Project DescriptionIn the SoHo Cast Iron District, an existing five story loft building designed by Griffith Thomas built in 1860 has been converted into a mixed use building with sixteen apartments and two additional levels of penthouse structures. The renovation included the complete restoration of the building facades and the design of new storefronts on Broadway and Mercer Street.
The Landmarks Preservation Commission mandated the exact reconstruction of the historic Broadway storefront, allowing for a modern storefront infill on Mercer Street, whose design is at once independent and contextual, and the transformation of the roof into a contemporary new fabricated “‘roofscape”.
The restoration project is part of the “preservation project cases” used at the Planning and Preservation School at Columbia University and at the Technische Universitat Dortmund Lehrstuhl Baukonstruktion.
The apartment layout for the massive block-through building, which was to be served by a single core, challenged our ability to create a horizontal circulation path, both in the public spaces and in the apartments, that was both functional and aesthetic . The other issue that was critical was the need to inject light and air into each unit.

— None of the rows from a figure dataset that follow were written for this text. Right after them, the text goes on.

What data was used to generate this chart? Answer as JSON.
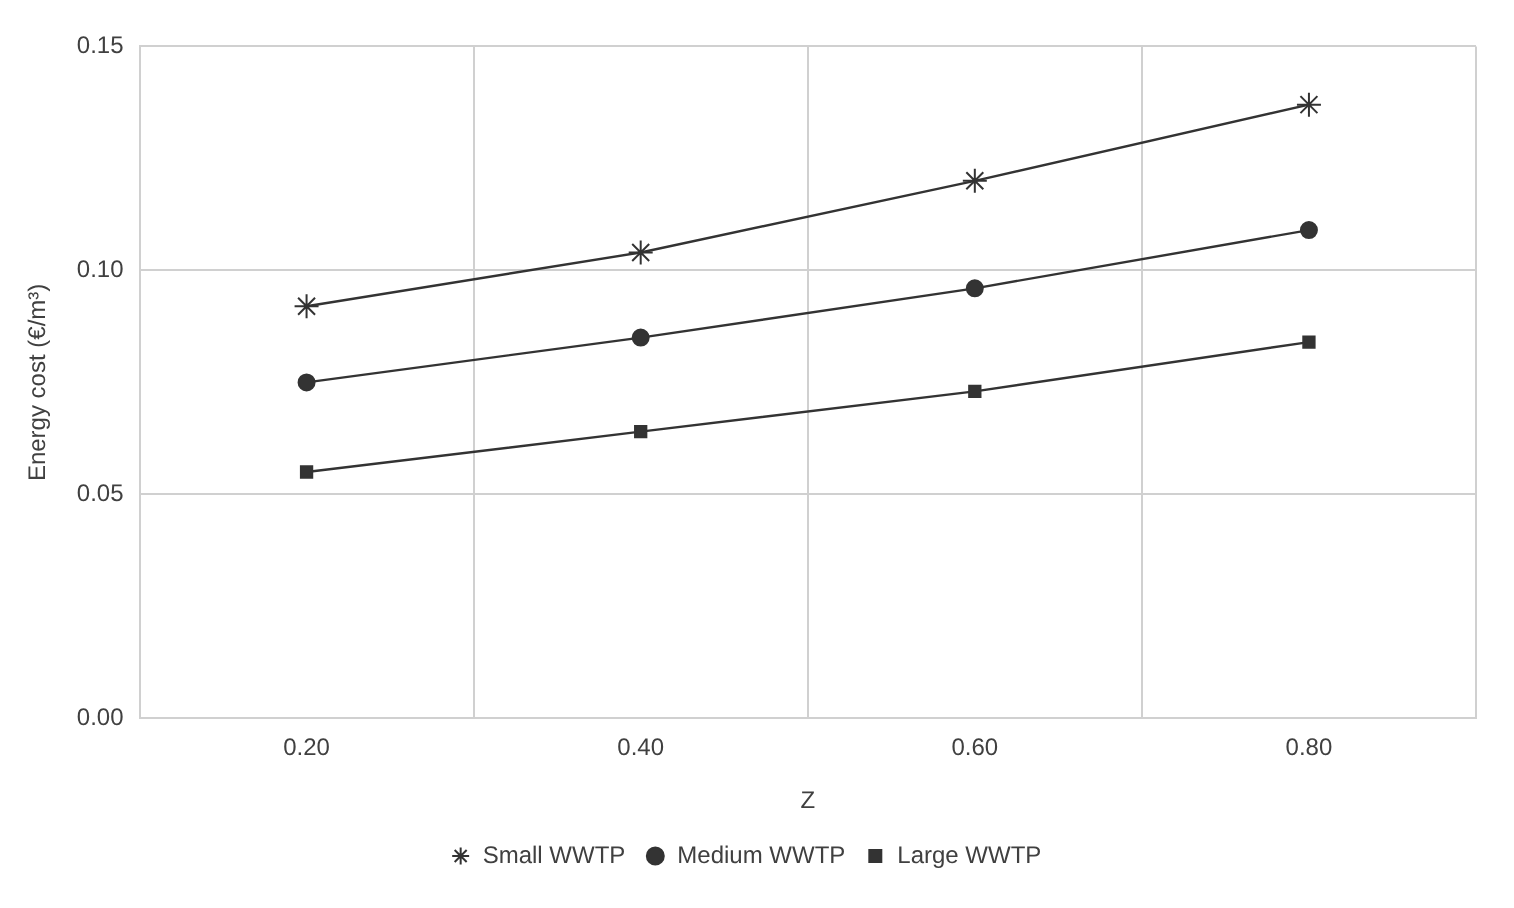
{
  "chart_data": {
    "type": "line",
    "xlabel": "Z",
    "ylabel": "Energy cost (€/m³)",
    "categories": [
      "0.20",
      "0.40",
      "0.60",
      "0.80"
    ],
    "series": [
      {
        "name": "Small WWTP",
        "color": "#333333",
        "marker": "cross",
        "values": [
          0.092,
          0.104,
          0.12,
          0.137
        ]
      },
      {
        "name": "Medium WWTP",
        "color": "#333333",
        "marker": "circle",
        "values": [
          0.075,
          0.085,
          0.096,
          0.109
        ]
      },
      {
        "name": "Large WWTP",
        "color": "#333333",
        "marker": "square",
        "values": [
          0.055,
          0.064,
          0.073,
          0.084
        ]
      }
    ],
    "ylim": [
      0,
      0.15
    ],
    "yticks": [
      {
        "value": 0,
        "label": "0.00"
      },
      {
        "value": 0.05,
        "label": "0.05"
      },
      {
        "value": 0.1,
        "label": "0.10"
      },
      {
        "value": 0.15,
        "label": "0.15"
      }
    ],
    "grid": true,
    "legend": "bottom",
    "line_style": "solid"
  }
}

On each floor there are four apartments and each has its own private, dramatic interior atrium, which gently taper outward as the modern curtain-wall lining rises to fold into the penthouses. The atriums, are lined with a sloped curtain wall glazing system, with custom fritted glass and semi-reflective Trespa panels.
Similarly to a courtyard house, across the atrium, you can only see the other wing of your own unit; also, as in the light-wells in Barcelona, the atriums are the center of the apartment , one of the most desirable features providing unexpected views. The structures, which penetrate the roof four times t, together with the penthouse structures transform the recreation space into a contemporary fabricated urban landscape. The carefully planned mechanical elements are wrapped in a reflective metal screen, whose volume phase becomes the backdrop for the entertainment deck space.
The design of the 100’ long lobby, as to prepare the visitor, echoes the atriums, both in the ceiling design and the materials used.
The design draws from the contradictions between the elements, allowing the old to be known, the instruments being deduction as well as addition. The renovation of this building completes “ the making of the street”, from an utilitarian and gritty Mercer Street to one of the most recognizable streets in SoHo; TRA contributed to the streetscape transformation with 72 Mercer, 52 Mercer, 22 Mercer, 44 Mercer and 50 Howard Street; our “small interventions” selectively begin to create an intertwined network. TRA was instrumental in the negotiations between the joint venture partners, obtained reconsiderations at DOB to make the project possible, provided full architectural services, including the lobby , residential units interior design, lighting design and marketing website.